山口氏は現在8期目。任期は9月に予定される党大会までだ。

去就に注目が集まる中、山口氏は6月の段階で、今秋以降に取り沙汰される衆院解散・総選挙を念頭に、「党大会の時期をずらす」ことも考慮すると発言。自ら陣頭指揮を執るために「当面続投する考えを示唆した」(党関係者)との受け止めが広がった。

ところが、7月に入ると「(党大会は)基本的に9月で計画したい」と軌道修正。党内に準備委員会も設置された。党幹部は「11月への延期説などもあったが、今は9月下旬の週末に開催する方向だ」と明かす。

党大会の準備が進む状況に、党内では「山口氏が退き、後任に石井啓一幹事長が就く」との観測が出ている。
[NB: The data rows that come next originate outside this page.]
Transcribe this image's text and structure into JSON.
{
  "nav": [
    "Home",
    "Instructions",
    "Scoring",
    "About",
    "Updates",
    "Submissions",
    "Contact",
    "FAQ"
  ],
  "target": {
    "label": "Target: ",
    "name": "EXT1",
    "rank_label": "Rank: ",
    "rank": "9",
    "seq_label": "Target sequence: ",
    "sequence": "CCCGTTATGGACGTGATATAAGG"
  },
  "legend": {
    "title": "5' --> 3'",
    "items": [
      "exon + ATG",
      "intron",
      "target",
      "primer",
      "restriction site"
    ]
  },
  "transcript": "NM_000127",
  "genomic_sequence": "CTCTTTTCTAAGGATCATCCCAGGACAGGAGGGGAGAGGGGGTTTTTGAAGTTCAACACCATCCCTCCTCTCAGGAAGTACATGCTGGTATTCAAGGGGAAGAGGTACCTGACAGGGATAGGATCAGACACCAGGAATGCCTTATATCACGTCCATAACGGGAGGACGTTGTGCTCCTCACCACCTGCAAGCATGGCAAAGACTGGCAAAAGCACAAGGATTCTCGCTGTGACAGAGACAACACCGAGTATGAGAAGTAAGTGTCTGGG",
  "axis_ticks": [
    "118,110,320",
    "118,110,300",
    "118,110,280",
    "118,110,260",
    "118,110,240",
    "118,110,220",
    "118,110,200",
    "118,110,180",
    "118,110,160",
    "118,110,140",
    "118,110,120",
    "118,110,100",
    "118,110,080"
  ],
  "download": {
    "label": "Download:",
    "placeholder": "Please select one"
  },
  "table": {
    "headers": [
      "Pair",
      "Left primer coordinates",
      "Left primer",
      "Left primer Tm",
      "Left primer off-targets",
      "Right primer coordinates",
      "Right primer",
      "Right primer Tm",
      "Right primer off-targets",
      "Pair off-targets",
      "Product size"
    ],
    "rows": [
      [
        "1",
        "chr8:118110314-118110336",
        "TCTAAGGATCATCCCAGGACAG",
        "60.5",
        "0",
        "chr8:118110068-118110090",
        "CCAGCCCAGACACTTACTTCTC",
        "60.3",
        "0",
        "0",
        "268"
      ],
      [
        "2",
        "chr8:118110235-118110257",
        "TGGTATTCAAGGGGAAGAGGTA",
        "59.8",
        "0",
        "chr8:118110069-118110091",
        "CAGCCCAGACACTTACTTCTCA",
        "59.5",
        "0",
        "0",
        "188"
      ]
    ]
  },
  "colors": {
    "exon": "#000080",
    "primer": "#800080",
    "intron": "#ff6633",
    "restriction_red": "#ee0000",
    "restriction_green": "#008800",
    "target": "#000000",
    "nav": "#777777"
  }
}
山口氏自身、最近では異例の長期在職を意識し、節目で常に代表交代を模索。党関係者は「刷新を求める流れを読み誤ってはいけない」と指摘する。

もっとも、公明は2022年の党大会でも石井氏への代表交代を探ったが、翌年に統一地方選を控えて支持母体の創価学会などで懸念の声が上がり、最終的に見送った経緯がある。党ベテランは「山口氏が来年の参院選まで続投するのが自然だ」と述べるなど、代表交代には党内で異論も相次ぐ。

山口氏は学会側の意向や、9月に想定される自民党総裁選の動向も踏まえ、去就を最終判断する見通しだ。